Ralph confessed that such was the case, and Lady Dashwood proceeded to enlighten him. She told Ralph everything that she had gleaned for herself, and that Slight had acquainted her with. Ralph's face was very grave and stern as he listened to the story.
"A very pretty plot," he said. "I can see it all quite clearly now. It was invented by Mayfield. It never occurred to me till now that Mayfield guessed who I was. You see he had seen my father. Very lately Mayfield had been in dire need of money. I had seen to that. He could guess why I stood aside and let it appear as if Speed was the heir of the property; he could see that I did this to save Mary, knowing that I could stop it later and claim my own. But this gave Mayfield a chance to blackmail Speed whilst he had a grip on the family exchequer. After that was done, Speed could go hang, as far as Mayfield was concerned. The whole thing was spoiled by my chance meeting with Speed in his mother's house. She could tell him who I really was. Hence the plot that nearly killed me. Perhaps I have been a little bit too clever. If ever I come across my friend Vincent Speed again----"
"You will never do that," Lady Dashwood said. "The man is dead. He perished in yesterday's storm, crossing from Jersey to Granville in a rickety boat. There is a paragraph here in the papers. The man seems to have assumed his own name again, for his linen was marked Vincent Speed. And old Slight told me that he meant to escape in that way. On the whole, my dear Ralph, it will be just as well to save scandal as much as possible. Of course, the neighbours will naturally want to know a great deal, but we need not talk too much."

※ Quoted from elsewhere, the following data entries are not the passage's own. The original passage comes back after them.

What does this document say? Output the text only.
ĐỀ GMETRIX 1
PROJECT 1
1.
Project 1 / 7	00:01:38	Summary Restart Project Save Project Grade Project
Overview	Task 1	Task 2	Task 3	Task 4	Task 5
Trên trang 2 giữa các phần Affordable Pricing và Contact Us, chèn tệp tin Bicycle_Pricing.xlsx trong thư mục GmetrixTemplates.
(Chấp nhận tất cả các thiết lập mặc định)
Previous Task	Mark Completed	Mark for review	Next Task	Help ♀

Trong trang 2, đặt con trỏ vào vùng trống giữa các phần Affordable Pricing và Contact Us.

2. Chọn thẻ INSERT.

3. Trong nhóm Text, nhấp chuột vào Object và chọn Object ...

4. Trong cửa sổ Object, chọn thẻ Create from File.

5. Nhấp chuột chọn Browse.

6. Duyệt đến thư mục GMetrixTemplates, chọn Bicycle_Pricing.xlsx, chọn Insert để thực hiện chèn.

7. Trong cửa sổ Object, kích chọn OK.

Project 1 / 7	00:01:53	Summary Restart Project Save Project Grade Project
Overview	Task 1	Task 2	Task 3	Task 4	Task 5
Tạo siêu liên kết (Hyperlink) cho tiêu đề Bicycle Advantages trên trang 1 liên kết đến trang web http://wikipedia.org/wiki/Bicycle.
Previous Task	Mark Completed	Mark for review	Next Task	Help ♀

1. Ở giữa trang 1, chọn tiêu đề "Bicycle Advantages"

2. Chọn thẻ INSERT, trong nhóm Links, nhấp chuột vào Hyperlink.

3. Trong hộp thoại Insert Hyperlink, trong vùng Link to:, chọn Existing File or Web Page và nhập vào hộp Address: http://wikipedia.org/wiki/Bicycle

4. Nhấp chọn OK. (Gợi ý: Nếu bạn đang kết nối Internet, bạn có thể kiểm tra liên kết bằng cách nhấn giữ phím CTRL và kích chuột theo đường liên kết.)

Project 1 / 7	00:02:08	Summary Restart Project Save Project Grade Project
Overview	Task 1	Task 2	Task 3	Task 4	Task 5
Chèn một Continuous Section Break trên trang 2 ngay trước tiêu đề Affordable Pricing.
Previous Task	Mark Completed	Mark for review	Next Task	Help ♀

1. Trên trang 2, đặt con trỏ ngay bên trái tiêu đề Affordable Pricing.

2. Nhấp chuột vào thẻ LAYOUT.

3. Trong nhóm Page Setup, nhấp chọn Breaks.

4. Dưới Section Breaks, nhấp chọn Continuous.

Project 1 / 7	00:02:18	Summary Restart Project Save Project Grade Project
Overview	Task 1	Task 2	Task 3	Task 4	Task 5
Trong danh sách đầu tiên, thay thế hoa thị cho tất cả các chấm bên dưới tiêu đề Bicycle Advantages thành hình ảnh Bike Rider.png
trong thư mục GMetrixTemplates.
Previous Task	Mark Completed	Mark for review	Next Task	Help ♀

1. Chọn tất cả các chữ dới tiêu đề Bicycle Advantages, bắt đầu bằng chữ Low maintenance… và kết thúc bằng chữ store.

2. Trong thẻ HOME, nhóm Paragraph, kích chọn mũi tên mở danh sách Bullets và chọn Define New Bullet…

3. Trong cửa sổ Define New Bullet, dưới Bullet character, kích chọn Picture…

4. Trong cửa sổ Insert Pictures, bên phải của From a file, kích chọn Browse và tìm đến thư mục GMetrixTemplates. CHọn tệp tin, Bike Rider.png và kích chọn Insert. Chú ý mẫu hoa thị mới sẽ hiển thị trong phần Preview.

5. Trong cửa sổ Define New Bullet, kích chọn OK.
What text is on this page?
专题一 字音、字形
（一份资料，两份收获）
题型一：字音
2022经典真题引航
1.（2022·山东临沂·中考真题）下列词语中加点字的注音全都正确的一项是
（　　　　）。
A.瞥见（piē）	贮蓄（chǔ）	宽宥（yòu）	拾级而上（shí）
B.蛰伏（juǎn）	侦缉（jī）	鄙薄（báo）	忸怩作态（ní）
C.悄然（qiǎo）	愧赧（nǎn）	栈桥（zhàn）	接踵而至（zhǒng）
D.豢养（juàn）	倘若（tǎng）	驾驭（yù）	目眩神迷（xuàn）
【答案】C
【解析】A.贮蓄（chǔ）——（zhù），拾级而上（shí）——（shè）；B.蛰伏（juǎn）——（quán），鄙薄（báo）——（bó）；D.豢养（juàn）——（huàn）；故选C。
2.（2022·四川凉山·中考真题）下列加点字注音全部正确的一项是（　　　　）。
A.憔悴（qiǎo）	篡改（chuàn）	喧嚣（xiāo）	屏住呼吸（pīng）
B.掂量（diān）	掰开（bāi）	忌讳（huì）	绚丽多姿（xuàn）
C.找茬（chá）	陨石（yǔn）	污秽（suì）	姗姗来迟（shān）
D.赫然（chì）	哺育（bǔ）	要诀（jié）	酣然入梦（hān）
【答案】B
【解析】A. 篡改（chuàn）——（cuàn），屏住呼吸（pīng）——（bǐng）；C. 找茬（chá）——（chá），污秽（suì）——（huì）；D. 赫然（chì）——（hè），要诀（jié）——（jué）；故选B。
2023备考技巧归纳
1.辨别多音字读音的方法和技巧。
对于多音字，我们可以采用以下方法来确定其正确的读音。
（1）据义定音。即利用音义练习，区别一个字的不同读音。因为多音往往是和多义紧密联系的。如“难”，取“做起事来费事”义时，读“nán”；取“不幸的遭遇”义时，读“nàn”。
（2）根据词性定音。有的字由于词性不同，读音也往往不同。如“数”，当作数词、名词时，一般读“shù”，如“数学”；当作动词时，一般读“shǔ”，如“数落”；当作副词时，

"I quite agree with that, though I fancy that the family pride will get short shrift from me," Ralph laughed. "You had better put it down to the fact that I had a democratic mother. But have you heard anything of Mayfield?"
"He has gone, Ralph, nobody knows where. There was a good deal about him in yesterday's papers--the disappearance of a City man, and strange stories of his swindled clients. I understand that a warrant on some charge or another has been obtained for his arrest. But he will never be found, Ralph; he is too cunning for that. On the whole, it will be better for you to tell the simple truth, that you had not the slightest idea who caused your accident."
"Well, as a matter of fact, I haven't," Ralph said. "But, of course, Mary must know all these things. I can only rejoice in the misfortune that has brought us together, and opened her eyes to the truth that love is best of all things. I suppose she has no idea----"
"None whatever," Lady Dashwood said eagerly. "Slight will say nothing, and George Dashwood has been got out of the way on purpose. But is it not time, my dear boy, that Mary should be told the whole story? You need not fear any longer that her heart is given to Ralph Darnley, and that Sir Ralph Dashwood is quite a secondary consideration."
Ralph laughed with a tender inflection in his voice.
"I was going to do it after lunch," he said. "And positively I feel quite nervous about it. You are very anxious to see us married, grandmother?"